On SQS - zlacker

>>mpweih+(OP)
I use Postgres SKIP LOCKED as a queue.

I used to use SQS but Postgres gives me everything I want. I can also do priority queueing and sorting.

I gave up on SQS when it couldn't be accessed from a VPC. AWS might have fixed that now.

All the other queueing mechanisms I investigated were dramatically more complex and heavyweight than Postgres SKIP LOCKED.

>>andrew+7a
Using SKIP LOCKED - do you commit the change to the dequeued item (ack it) at the point where you exit the DB call. If so what happens if the instance that dequeued the messages crashes?

>>soroko+Ll
Not GP but I think this wouldn't be a problem. The consumer dequeues with SELECT FOR UPDATE within a transaction. If it crashes the database would rollback the transaction, and then another consumer would be able to select the work unit.

As for acking, I see two common methods: using an additional boolean column, something like is_processed. Consumers skip truthy ones. Or, after the work is done, simply delete the entry or move elsewhere (e.g. For archival / auditing).

>>napste+ly
My question assumed a scenario where a consumer dequeues a batch, commits the deqieued change, and then crashes while processing the batch.

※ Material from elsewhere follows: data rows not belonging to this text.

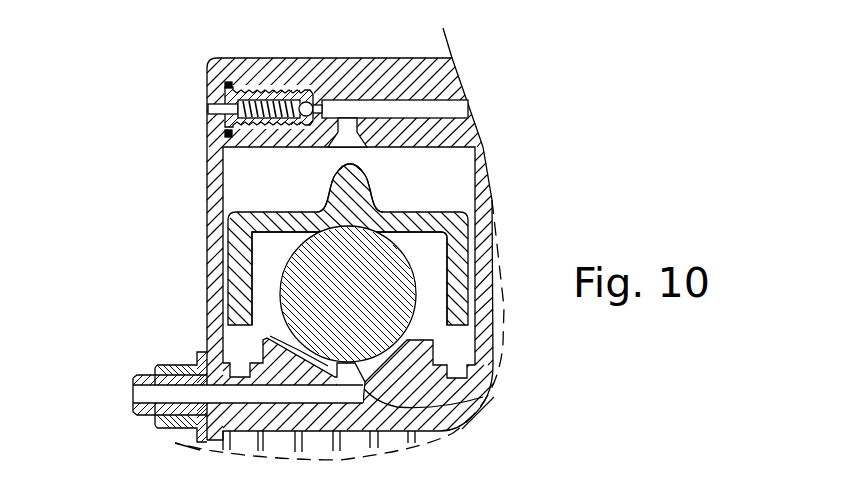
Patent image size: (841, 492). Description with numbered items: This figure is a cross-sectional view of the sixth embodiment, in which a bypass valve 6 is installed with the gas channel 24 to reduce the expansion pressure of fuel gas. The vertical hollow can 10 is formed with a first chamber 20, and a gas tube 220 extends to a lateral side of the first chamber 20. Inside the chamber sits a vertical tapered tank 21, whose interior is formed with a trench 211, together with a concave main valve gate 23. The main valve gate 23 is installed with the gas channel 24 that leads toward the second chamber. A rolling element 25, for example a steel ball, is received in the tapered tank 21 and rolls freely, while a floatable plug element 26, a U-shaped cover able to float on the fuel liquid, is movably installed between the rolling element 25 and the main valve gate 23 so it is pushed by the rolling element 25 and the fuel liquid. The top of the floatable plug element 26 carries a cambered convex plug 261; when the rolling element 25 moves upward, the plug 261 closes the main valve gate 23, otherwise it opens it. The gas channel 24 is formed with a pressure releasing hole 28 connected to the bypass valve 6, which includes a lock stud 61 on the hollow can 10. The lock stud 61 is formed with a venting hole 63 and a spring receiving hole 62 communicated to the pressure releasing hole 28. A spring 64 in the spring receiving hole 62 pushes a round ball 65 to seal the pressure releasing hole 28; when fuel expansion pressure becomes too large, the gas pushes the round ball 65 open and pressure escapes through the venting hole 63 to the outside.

The bypass valve 6 is at (237, 81).
The vertical hollow can 10 is at (447, 88).
The first chamber 20 is at (237, 180).
The tapered tank 21 is at (477, 400).
The trench 211 is at (265, 339).
The gas tube 220 is at (140, 396).
The main valve gate 23 is at (358, 134).
The gas channel 24 is at (432, 108).
The rolling element 25 is at (295, 265).
The floatable plug element 26 is at (238, 217).
The plug 261 is at (356, 189).
The pressure releasing hole 28 is at (322, 104).
The lock stud 61 is at (215, 121).
The spring receiving hole 62 is at (284, 100).
The venting hole 63 is at (215, 110).
The spring 64 is at (206, 91).
The round ball 65 is at (307, 100).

Offcourse one could delay the commit until all processing is completed but then reasoning about the queue throughput becomes tricky.

>>soroko+xy
That's the challenge of distributed systems :) it really boils down to how you want failures to be handled.

If you ack before processing, and then you crash, those messages are lost (assuming you can't recover from the crash and you are not using something like a two-phase commit).

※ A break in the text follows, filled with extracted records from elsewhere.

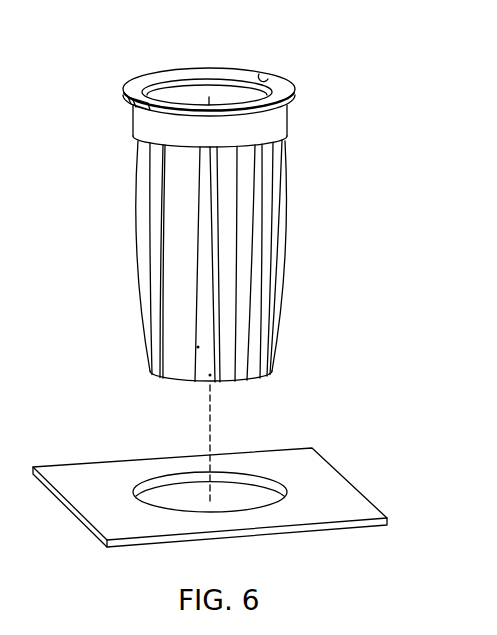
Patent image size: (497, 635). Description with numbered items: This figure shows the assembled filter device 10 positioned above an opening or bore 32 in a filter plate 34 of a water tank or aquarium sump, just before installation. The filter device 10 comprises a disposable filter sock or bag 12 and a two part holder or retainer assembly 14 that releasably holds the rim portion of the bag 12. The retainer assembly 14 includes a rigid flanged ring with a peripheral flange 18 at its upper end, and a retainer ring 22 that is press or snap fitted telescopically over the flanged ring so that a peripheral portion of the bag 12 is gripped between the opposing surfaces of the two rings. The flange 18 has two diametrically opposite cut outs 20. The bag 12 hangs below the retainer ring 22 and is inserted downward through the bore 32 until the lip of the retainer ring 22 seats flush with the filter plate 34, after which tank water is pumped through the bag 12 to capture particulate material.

The filter device 10 is at (101, 207).
The filter sock or bag 12 is at (292, 207).
The holder or retainer assembly 14 is at (214, 60).
The peripheral flange 18 is at (135, 88).
The cut outs 20 is at (271, 79).
The retainer ring 22 is at (268, 128).
The opening or bore 32 is at (227, 477).
The filter plate 34 is at (324, 484).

If you ack after processing, you may fail after the messages have been processed but before you've been able to ack them. This leads to duplicates, in which case you better hope your work units are idempotent. If they are not, you can always keep a separate table of message IDs that have been processed, and check against it.

Either way, it's hard, complex and there are thousands of intermediate failure cases you have to think about. And for each possible solution (2pc, separate table of message IDs for idempotency, etc) you bring more complexity and problems to the table.

>>napste+6A
Well, sqs has machinery that deals with this (in flight messages, visibility timeouts) "out of the box". Similar functionality needs to be handcrafted when using dB as a queue.

To be clear, it is not that the SKIP LOCKED solution is invalid, it is just that there are scenarios where it is not sufficient.